Some are selling right from the boot and back seats of their vehicles.
THERE is a place in Kuala Lumpur that comes alive after the sun goes down.
Malaysians looking for a retail fix in the wee hours of the morning do not have 24-hour warehouse outlets like overseas, but something more rustic — an outdoor street market.
The pasar karat or night bazaar is located in Jalan Sultan and it usually starts at 4.30am.
On weekends and public holidays, the buying and selling starts as early (or late depending on your perspective) as 2am.
Some might call them crazy but it has plenty of fans, judging by the steady stream of people, who include foreigners living in the area.
Sometimes, you can even see families with young children and the occasional curious local tourist.
Like similar markets, the goods on display are an eclectic mix, from an antique kerosene stove to video cassette tapes, household and electrical goods as well as bundle clothes and second-hand shoes.
There were vendors offering collectibles such as old currency notes, stamps and even the McDonalds’ Coca-Cola can-shaped glasses collection.
The transaction is on an as-is basis, so buyers beware!
Bartering is also practised.
“I found some really interesting things such as a pair of antique-looking bronze-coloured vases and an old Yashica camera that was going for RM200.
“Seeing it made me want to play with film photography again as it was quite cool, but one of the knobs was practically coming off so I decided against buying it,” said Alex Nge, 36, who had heard about the market from a friend.

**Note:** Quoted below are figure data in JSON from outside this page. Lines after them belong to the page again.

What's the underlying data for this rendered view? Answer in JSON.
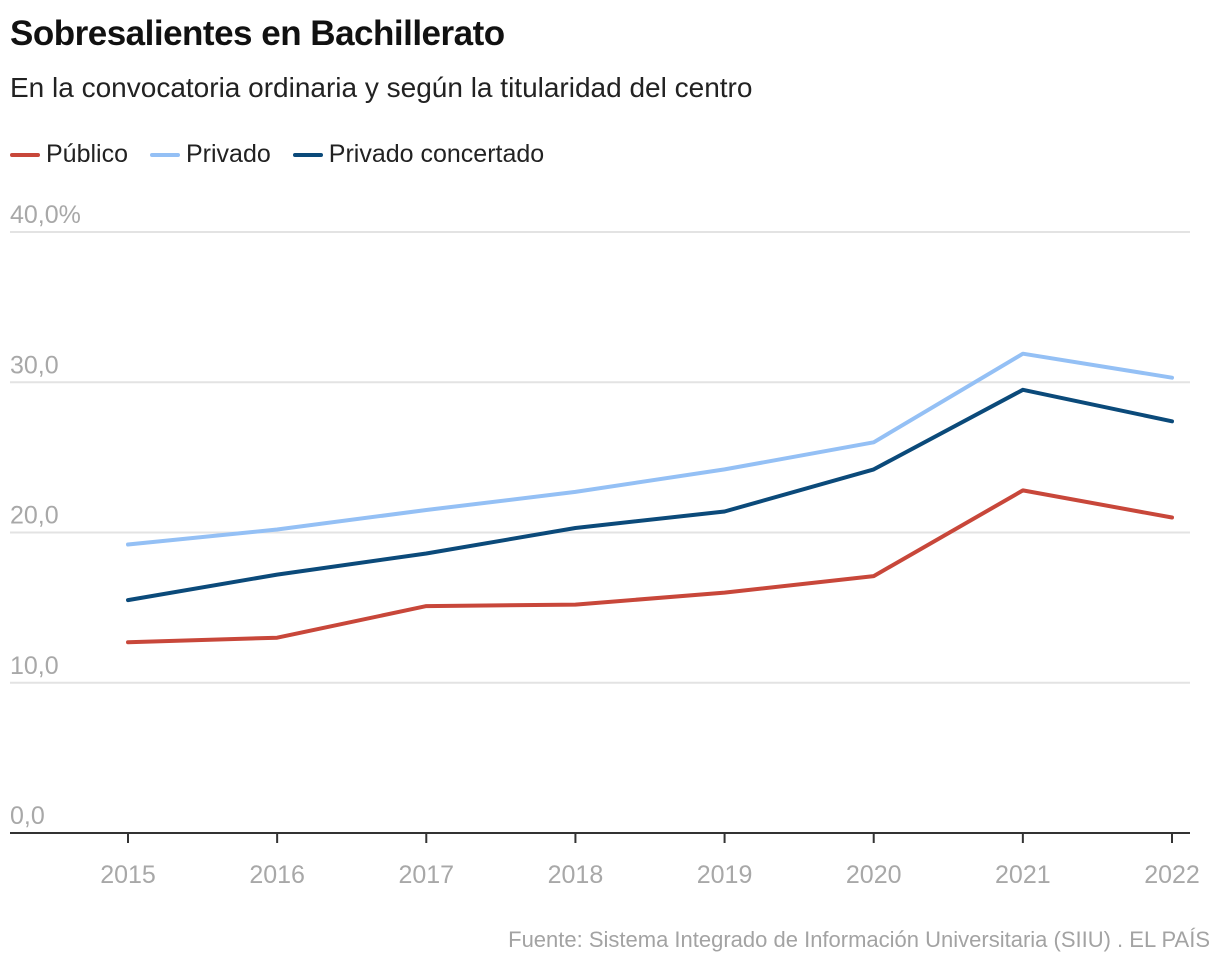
{
  "header": {
    "title": "Sobresalientes en Bachillerato",
    "subtitle": "En la convocatoria ordinaria y según la titularidad del centro"
  },
  "legend": [
    {
      "label": "Público",
      "color": "#c8473a"
    },
    {
      "label": "Privado",
      "color": "#94c0f5"
    },
    {
      "label": "Privado concertado",
      "color": "#0b4a7a"
    }
  ],
  "source": "Fuente: Sistema Integrado de Información Universitaria (SIIU) . EL PAÍS",
  "chart_data": {
    "type": "line",
    "title": "Sobresalientes en Bachillerato",
    "subtitle": "En la convocatoria ordinaria y según la titularidad del centro",
    "xlabel": "",
    "ylabel": "",
    "x": [
      "2015",
      "2016",
      "2017",
      "2018",
      "2019",
      "2020",
      "2021",
      "2022"
    ],
    "ylim": [
      0,
      40
    ],
    "yticks": [
      0,
      10,
      20,
      30,
      40
    ],
    "ytick_labels": [
      "0,0",
      "10,0",
      "20,0",
      "30,0",
      "40,0%"
    ],
    "grid": true,
    "legend_position": "top-left",
    "series": [
      {
        "name": "Público",
        "color": "#c8473a",
        "values": [
          12.7,
          13.0,
          15.1,
          15.2,
          16.0,
          17.1,
          22.8,
          21.0
        ]
      },
      {
        "name": "Privado",
        "color": "#94c0f5",
        "values": [
          19.2,
          20.2,
          21.5,
          22.7,
          24.2,
          26.0,
          31.9,
          30.3
        ]
      },
      {
        "name": "Privado concertado",
        "color": "#0b4a7a",
        "values": [
          15.5,
          17.2,
          18.6,
          20.3,
          21.4,
          24.2,
          29.5,
          27.4
        ]
      }
    ]
  }
}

During weekends, the market extends along the backlane between Jalan Sultan and Jalan Petaling but Nge said he was not comfortable with the location.

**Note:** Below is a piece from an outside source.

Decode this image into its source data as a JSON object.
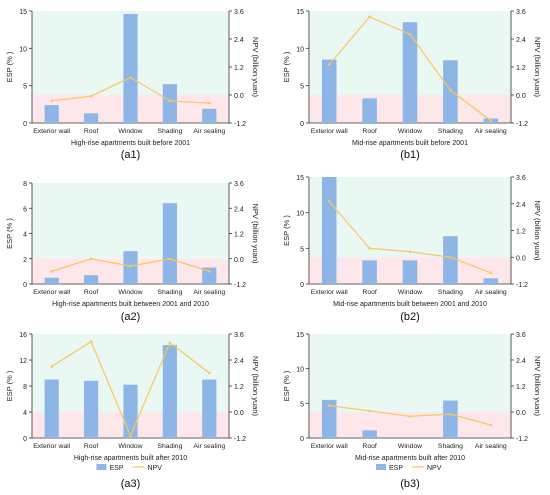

“While there are more vendors there compared to the main street, it is not as well-lit and I noticed some suspicious-looking people around,” he said.
One seller, who declined to be named, said that she has been setting up her stall here for the past four years and described business as satisfactory.
“People come here expecting a good bargain.
“We do not do any harm and pack up by 8am at the latest, when the shops open,” she said, probably alluding to its reputation as a haunt for thieves to dispose stolen goods.
Indeed, they seem to do no harm and no complaints have been lodged against them, according to a spokesman from Kuala Lumpur City Hall (DBKL).
“We have conducted an operation here before.
“The police will get involved if the sellers start offering illegal items such as firearms or drugs,” the spokesman said.
The spokesman noted the market has been around for more than 10 years and has become a tourist attraction of sorts.
“We can step in and legalise it but that will involve licensing and other relevant processes, which may detract from the market’s appeal of being a place for people to buy and sell things,” the spokesman added.